Urteil am Landgericht München I: Wie oft ist Grillen erlaubt? Nun ist ein Urteil in München zu einem Fall in Bad Tölz gefallen.

Wie oft ist Grillen erlaubt? Nun ist ein Urteil in München zu einem Fall in Bad Tölz gefallen.

(Foto: Daniel M. Frei/dpa)

Vor dem Landgericht München I wiederholte sich nun der Ablauf mit mehreren Terminen und Zeugenaussagen. Eine Nachbarin berichtete Mitte Februar 2023, dass es sie gestört habe, als der Grillgeruch durch das geöffnete Fenster in ihr Schlafzimmer gezogen sei. Besonders extremen Gestank haben sie aber nicht wahrgenommen. "Es waren halt Essensgerüche", so die Frau. Wie oft der Beklagte insgesamt gegrillt habe, könne sie nicht erinnern. Damals stellte der Anwalt des Beklagten, Michael Pointner, am Verhandlungsende fest: "Wie weit das in der klägerischen Wohnung ankommt, steht für mich nach der Beweisaufnahme nicht fest." Der Beklagte selbst fand es traurig genug, dass die Berufung überhaupt angenommen worden sei. "Mein Elektrogrill steht in 16 Metern Entfernung."

"Das ist sehr ausgewogen", so Anwalt Klimesch

Als "sehr gute Entscheidung" bezeichnet der Anwalt des klagenden Pärchens, Martin Klimesch von der Rechtsanwaltskanzlei Klimesch & Kollegen, das jetzige Urteil auf Nachfrage am Donnerstag. "Das ist sehr ausgewogen." Für ihn sind die gegenläufigen Interessen der Nachbarn ausgewogen in Ausgleich gebracht. Dagegen war der Anwalt des Beklagten für eine Stellungnahme am Donnerstag nicht zu erreichen.
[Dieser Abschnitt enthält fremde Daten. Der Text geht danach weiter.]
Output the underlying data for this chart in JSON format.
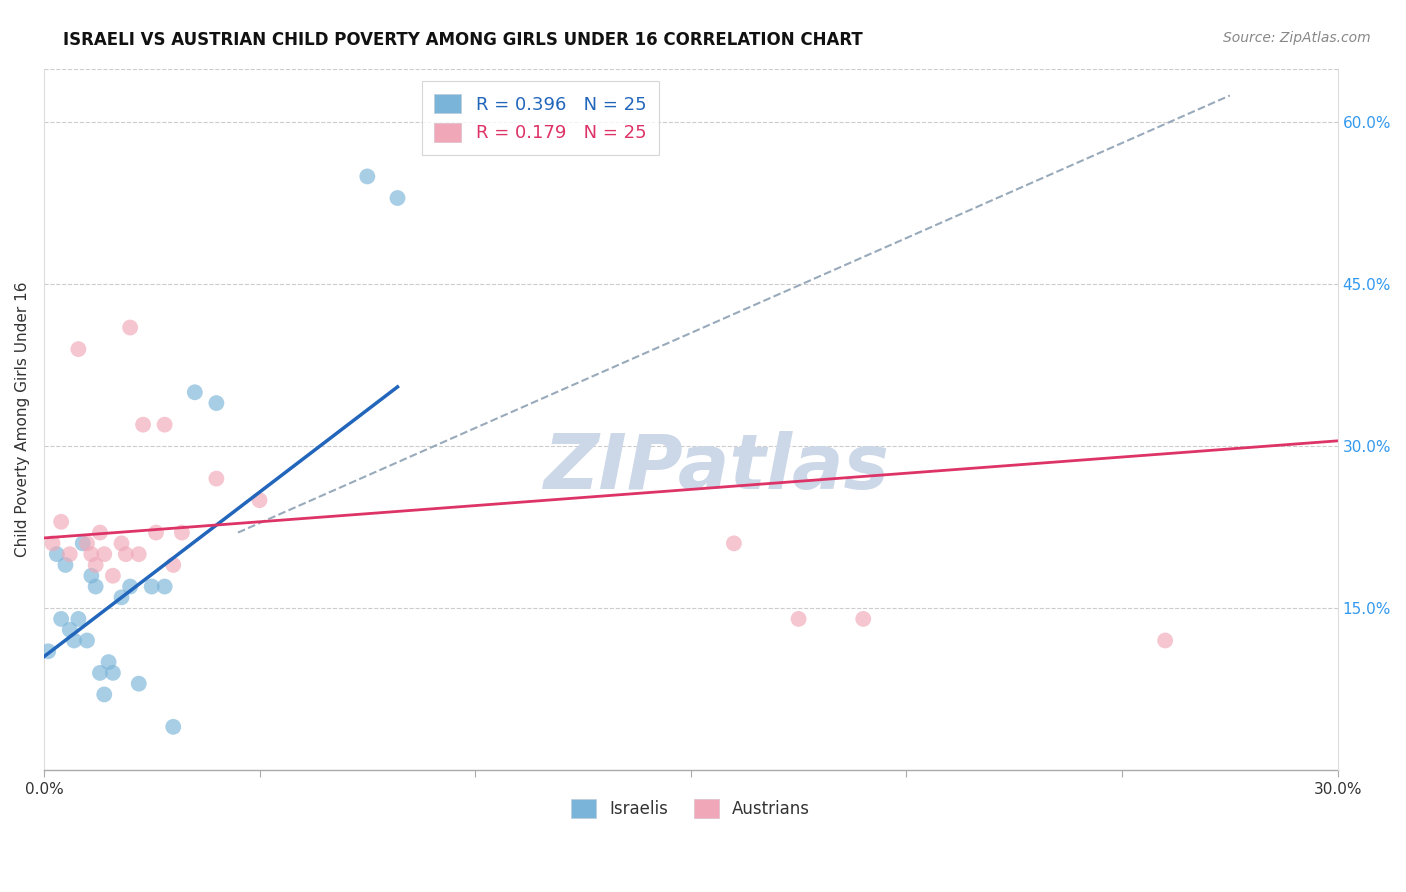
{
  "title": "ISRAELI VS AUSTRIAN CHILD POVERTY AMONG GIRLS UNDER 16 CORRELATION CHART",
  "source": "Source: ZipAtlas.com",
  "ylabel": "Child Poverty Among Girls Under 16",
  "xlim": [
    0.0,
    0.3
  ],
  "ylim": [
    0.0,
    0.65
  ],
  "xticks": [
    0.0,
    0.05,
    0.1,
    0.15,
    0.2,
    0.25,
    0.3
  ],
  "xtick_labels": [
    "0.0%",
    "",
    "",
    "",
    "",
    "",
    "30.0%"
  ],
  "yticks_right": [
    0.15,
    0.3,
    0.45,
    0.6
  ],
  "ytick_labels_right": [
    "15.0%",
    "30.0%",
    "45.0%",
    "60.0%"
  ],
  "legend_r_blue": "0.396",
  "legend_n_blue": "25",
  "legend_r_pink": "0.179",
  "legend_n_pink": "25",
  "israelis_x": [
    0.001,
    0.003,
    0.004,
    0.005,
    0.006,
    0.007,
    0.008,
    0.009,
    0.01,
    0.011,
    0.012,
    0.013,
    0.014,
    0.015,
    0.016,
    0.018,
    0.02,
    0.022,
    0.025,
    0.028,
    0.03,
    0.035,
    0.04,
    0.075,
    0.082
  ],
  "israelis_y": [
    0.11,
    0.2,
    0.14,
    0.19,
    0.13,
    0.12,
    0.14,
    0.21,
    0.12,
    0.18,
    0.17,
    0.09,
    0.07,
    0.1,
    0.09,
    0.16,
    0.17,
    0.08,
    0.17,
    0.17,
    0.04,
    0.35,
    0.34,
    0.55,
    0.53
  ],
  "austrians_x": [
    0.002,
    0.004,
    0.006,
    0.008,
    0.01,
    0.011,
    0.012,
    0.013,
    0.014,
    0.016,
    0.018,
    0.019,
    0.02,
    0.022,
    0.023,
    0.026,
    0.028,
    0.03,
    0.032,
    0.04,
    0.05,
    0.16,
    0.175,
    0.19,
    0.26
  ],
  "austrians_y": [
    0.21,
    0.23,
    0.2,
    0.39,
    0.21,
    0.2,
    0.19,
    0.22,
    0.2,
    0.18,
    0.21,
    0.2,
    0.41,
    0.2,
    0.32,
    0.22,
    0.32,
    0.19,
    0.22,
    0.27,
    0.25,
    0.21,
    0.14,
    0.14,
    0.12
  ],
  "blue_line_x": [
    0.0,
    0.082
  ],
  "blue_line_y": [
    0.105,
    0.355
  ],
  "pink_line_x": [
    0.0,
    0.3
  ],
  "pink_line_y": [
    0.215,
    0.305
  ],
  "diag_line_x": [
    0.045,
    0.275
  ],
  "diag_line_y": [
    0.22,
    0.625
  ],
  "watermark": "ZIPatlas",
  "watermark_color": "#ccd8e8",
  "scatter_size": 130,
  "blue_color": "#7ab4d8",
  "pink_color": "#f0a8b8",
  "blue_line_color": "#2266bb",
  "pink_line_color": "#dd3366",
  "diag_color": "#99aabb",
  "grid_color": "#cccccc",
  "title_fontsize": 12,
  "source_fontsize": 10,
  "tick_fontsize": 11,
  "ylabel_fontsize": 11
}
Eine weitere Rolle im Prozess hatte gespielt, dass der grillende Beklagte eine Kamera auf den Balkon des Pärchens ausgerichtet haben soll. Inwieweit diese aufnahmefähig war, wurde vor dem Wolfratshauser Amtsgericht im Mai 2021 nicht ganz klar. Laut dem jetzigen Urteil des Landgerichts soll der Mann es unterlassen, ein Handy oder eine sonstige Kamera vom Garten, der Terrassenbrüstung oder einem sonstigen Ort auf den Kläger oder dessen Wohnung und Balkon im zweiten Obergeschoss des Hauses zu richten. Handelt der Beklagte zuwider, droht ein Ordnungsgeld.

Inwieweit der juristische Streit den Hausfrieden innerhalb der Wohnungseigentümergemeinschaft geschädigt hat, bleibt offen. Zumindest gibt es nun aber einen Orientierungsrahmen, wann Grillen unverträglich werden könnte.